Paul Fusco | Osservatorio DigitaleAlcuni di voi lo conoscono per avere visto le sue fotografie su Cernobyl nella mostra “Cernobyl Legacy” tenutasi a Roma nel 2013: un lavoro emotivamente intenso sul più grave disastro tecnologico del secolo scorso, uno dei più grandi errori umani mai commessi, le cui conseguenze continuano ai nostri giorni e che Fusco ha testimoniato attraverso le sue immagini, potenti e toccanti. Personalmente però sono certa che Paul Fusco passerà alla storia soprattutto per il “Funeral Train”, detto in parole povere sarà ricordato per essere stato il fotografo del funerale di Bob Kennedy. Quello, a mio avviso, è il suo lavoro icona: la testimonianza della fine di un sogno che non era solo americano, ma di tutto l’occidente. Un sogno finito per sempre dopo l’omicidio di Bob Kennedy, quello stesso Bob Kennedy che Fusco, per timidezza e cortesia, non fotografò mentre era in vita e di cui invece raccontò l’ultimo viaggio in modo magistrale.

Look Magazine incaricò Fusco di salire sul treno che avrebbe portato la bara di Bob Kennedy da New York al cimitero di Arlington, dove sarebbe stato sepolto accanto al fratello John. Paul Fusco corse alla Penn Station con tre macchine fotografiche e trenta pellicole a colori e salì sul treno: il viaggio durò più di otto ore e attraversò cinque Stati.
In un’intervista che Mario Calabresi racconta nel suo libro “A occhi aperti” (di cui vi consiglio la lettura perché raccoglie la testimonianza del lavoro di molti grandi fotografi in modo scorrevole e approfondito, accompagnandolo da immagini che hanno fatto la storia della fotografia dell’ultimo quarto del Novecento), Fusco afferma che appena entrato nel vagone che gli era stato assegnato si sentiva pieno d’ansia, ma gli bastò guardare fuori dal finestrino per capire. Infatti fuori c’era la folla e guardandola gli venne l’idea: abbassò il finestrino e cominciò a scattare e continuò a farlo per tutta la durata del viaggio. Nell’intervista di Calabresi racconta testualmente: “Rimasi nella stessa posizione per otto ore a fotografare la gente accanto ai binari. Quella era la Storia”.

È vero, quella gente era la storia di un Paese e di un sogno che si era infranto e quella storia si rifletteva nelle immagini della gente che, in silenzio, sostava lungo i binari per dare l’ultimo saluto a Bob Kennedy e per archiviare per sempre la speranza di un futuro migliore.

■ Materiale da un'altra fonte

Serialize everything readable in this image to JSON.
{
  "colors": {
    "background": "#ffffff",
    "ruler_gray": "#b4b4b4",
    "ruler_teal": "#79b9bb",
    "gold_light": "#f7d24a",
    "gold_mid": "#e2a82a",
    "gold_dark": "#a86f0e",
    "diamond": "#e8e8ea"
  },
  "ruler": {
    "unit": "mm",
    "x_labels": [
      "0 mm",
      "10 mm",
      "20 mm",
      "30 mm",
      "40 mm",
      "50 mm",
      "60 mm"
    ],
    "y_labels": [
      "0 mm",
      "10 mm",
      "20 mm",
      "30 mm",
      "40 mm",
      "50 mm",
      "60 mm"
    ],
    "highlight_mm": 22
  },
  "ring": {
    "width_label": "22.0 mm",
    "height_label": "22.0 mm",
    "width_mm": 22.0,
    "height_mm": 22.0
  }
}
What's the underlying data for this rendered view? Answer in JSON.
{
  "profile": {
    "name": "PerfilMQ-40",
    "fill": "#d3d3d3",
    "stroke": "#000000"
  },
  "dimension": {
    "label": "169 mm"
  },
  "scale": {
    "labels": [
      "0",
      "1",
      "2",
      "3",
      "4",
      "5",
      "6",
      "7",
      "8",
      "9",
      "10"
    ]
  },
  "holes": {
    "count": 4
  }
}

Le immagini non sono tutte perfette, anzi, soprattutto quelle scattate verso sera appaiono alquanto sgranate, ma non ha alcuna importanza perché tutte, ma proprio tutte, raggiungono lo scopo: quello di trasmettere un forte impatto emotivo a chi le guarda.

Ironia del destino, Look Magazine non pubblicò mai quelle foto perché il concorrente Life uscì prima con le fotografie della morte e dei funerali.

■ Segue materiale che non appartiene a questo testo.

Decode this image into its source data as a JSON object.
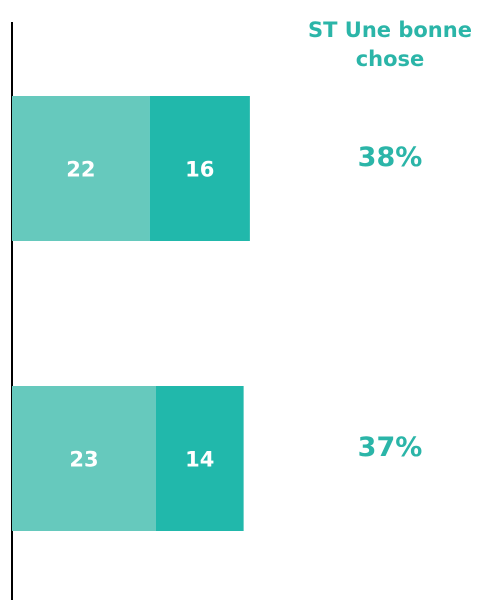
{
  "chart_data": {
    "type": "stacked-bar",
    "column_header": "ST Une bonne chose",
    "series": [
      {
        "color": "#66c9bd",
        "values": [
          22,
          23
        ]
      },
      {
        "color": "#21b8ab",
        "values": [
          16,
          14
        ]
      }
    ],
    "totals": [
      38,
      37
    ],
    "total_labels": [
      "38%",
      "37%"
    ],
    "label_color": "#ffffff",
    "total_color": "#2bb5a8"
  }
}
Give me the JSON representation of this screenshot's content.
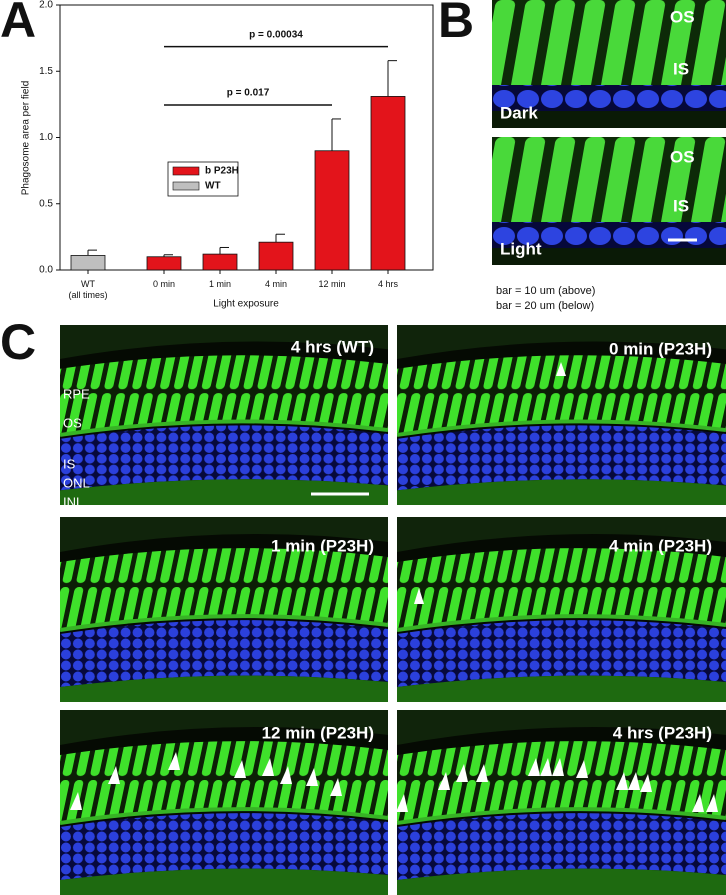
{
  "panel_labels": [
    "A",
    "B",
    "C"
  ],
  "chart_data": {
    "type": "bar",
    "ylabel": "Phagosome area per field",
    "xlabel": "Light exposure",
    "categories": [
      "WT\n(all times)",
      "0 min",
      "1 min",
      "4 min",
      "12 min",
      "4 hrs"
    ],
    "series": [
      {
        "name": "b P23H",
        "color": "#e3141b",
        "values": [
          null,
          0.1,
          0.12,
          0.21,
          0.9,
          1.31
        ],
        "errors": [
          null,
          0.015,
          0.05,
          0.06,
          0.24,
          0.27
        ]
      },
      {
        "name": "WT",
        "color": "#bfbfbf",
        "values": [
          0.11,
          null,
          null,
          null,
          null,
          null
        ],
        "errors": [
          0.04,
          null,
          null,
          null,
          null,
          null
        ]
      }
    ],
    "ylim": [
      0,
      2
    ],
    "yticks": [
      {
        "value": 0,
        "label": "0.0"
      },
      {
        "value": 0.5,
        "label": "0.5"
      },
      {
        "value": 1,
        "label": "1.0"
      },
      {
        "value": 1.5,
        "label": "1.5"
      },
      {
        "value": 2,
        "label": "2.0"
      }
    ],
    "annotations": [
      {
        "text": "p = 0.017",
        "from": "0 min",
        "to": "12 min"
      },
      {
        "text": "p = 0.00034",
        "from": "0 min",
        "to": "4 hrs"
      }
    ]
  },
  "panel_b": {
    "images": [
      {
        "labels": [
          "OS",
          "IS",
          "Dark"
        ]
      },
      {
        "labels": [
          "OS",
          "IS",
          "Light"
        ]
      }
    ],
    "caption": [
      "bar = 10 um (above)",
      "bar = 20 um (below)"
    ]
  },
  "panel_c": {
    "images": [
      {
        "title": "4 hrs (WT)",
        "layers": [
          "RPE",
          "OS",
          "IS",
          "ONL",
          "INL"
        ]
      },
      {
        "title": "0 min (P23H)"
      },
      {
        "title": "1 min (P23H)"
      },
      {
        "title": "4 min (P23H)"
      },
      {
        "title": "12 min (P23H)"
      },
      {
        "title": "4 hrs (P23H)"
      }
    ]
  }
}
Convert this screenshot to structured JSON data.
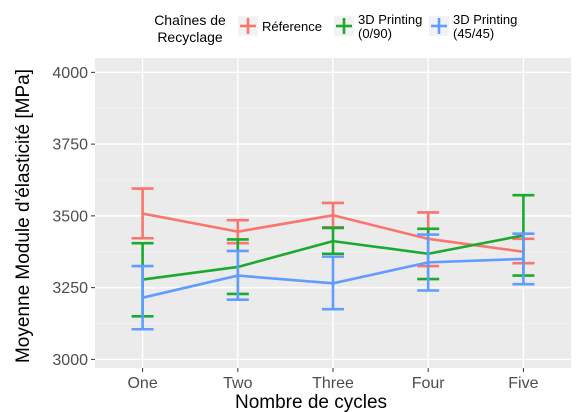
{
  "chart_data": {
    "type": "line",
    "categories": [
      "One",
      "Two",
      "Three",
      "Four",
      "Five"
    ],
    "xlabel": "Nombre de cycles",
    "ylabel": "Moyenne Module d'élasticité [MPa]",
    "ylim": [
      2970,
      4050
    ],
    "yticks": [
      3000,
      3250,
      3500,
      3750,
      4000
    ],
    "ytick_labels": [
      "3000",
      "3250",
      "3500",
      "3750",
      "4000"
    ],
    "grid": true,
    "legend": {
      "title_lines": [
        "Chaînes de",
        "Recyclage"
      ],
      "position": "top"
    },
    "series": [
      {
        "name": "Réference",
        "label_lines": [
          "Réference"
        ],
        "color": "#F8766D",
        "values": [
          3508,
          3445,
          3502,
          3420,
          3375
        ],
        "err_low": [
          3422,
          3405,
          3460,
          3325,
          3335
        ],
        "err_high": [
          3595,
          3485,
          3545,
          3512,
          3420
        ]
      },
      {
        "name": "3D Printing (0/90)",
        "label_lines": [
          "3D Printing",
          "(0/90)"
        ],
        "color": "#1BAA2F",
        "values": [
          3278,
          3322,
          3412,
          3368,
          3432
        ],
        "err_low": [
          3150,
          3228,
          3368,
          3280,
          3292
        ],
        "err_high": [
          3405,
          3418,
          3458,
          3455,
          3572
        ]
      },
      {
        "name": "3D Printing (45/45)",
        "label_lines": [
          "3D Printing",
          "(45/45)"
        ],
        "color": "#619CFF",
        "values": [
          3215,
          3292,
          3265,
          3338,
          3350
        ],
        "err_low": [
          3105,
          3208,
          3175,
          3240,
          3262
        ],
        "err_high": [
          3325,
          3378,
          3358,
          3435,
          3438
        ]
      }
    ]
  }
}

Paul Fusco | Osservatorio Digitale

Ovviamente Fusco non si era mai rassegnato al fatto che il suo lavoro non fosse stato fatto conoscere al mondo, perché lui credeva molto in quelle immagini e aveva ragione. Nel corso degli anni diventò un fotografo per Magnum e continuò a produrre altri ottimi reportage ma sempre, ogni qual volta c’era un anniversario che ricordava la morte di Bob Kennedy, tentò di proporre le sue foto del Funeral Train e sempre, puntualmente, gli vennero rifiutate.

La fotografia è però uno di quei settori in cui non bisogna demordere, non ci si deve dare per vinti e, se si è fortemente convinti delle proprie foto, bisogna insistere perché se il lavoro è buono alla fine la perseveranza paga: e così fu per Fusco.

All’ennesimo “no” parlò sconsolato del lavoro del treno ad una ragazza da poco assunta da Magnum come photo editor, la giovane  telefonò a George Magazine - che all’epoca era il mensile di John John Kennedy - e finalmente le foto vennero pubblicate. Da allora l’interesse per il Funeral Train non è mai scemato.

Paul Fusco | Osservatorio Digitale

Ho voluto raccontarvi questa storia non solo per parlarvi di un grande fotografo, ma soprattutto perché so che fra voi ci sono probabilmente altri Paul Fusco con un lavoro nel cassetto: e allora fate, anzi facciamo, come fece lui, non demordiamo e seguiamo il consiglio che ha dato a Mario Calabresi alla fine del loro incontro, quando salutandolo gli disse: “Non buttare via niente (…) può sempre servire, chissà, magari fra quarant’anni”.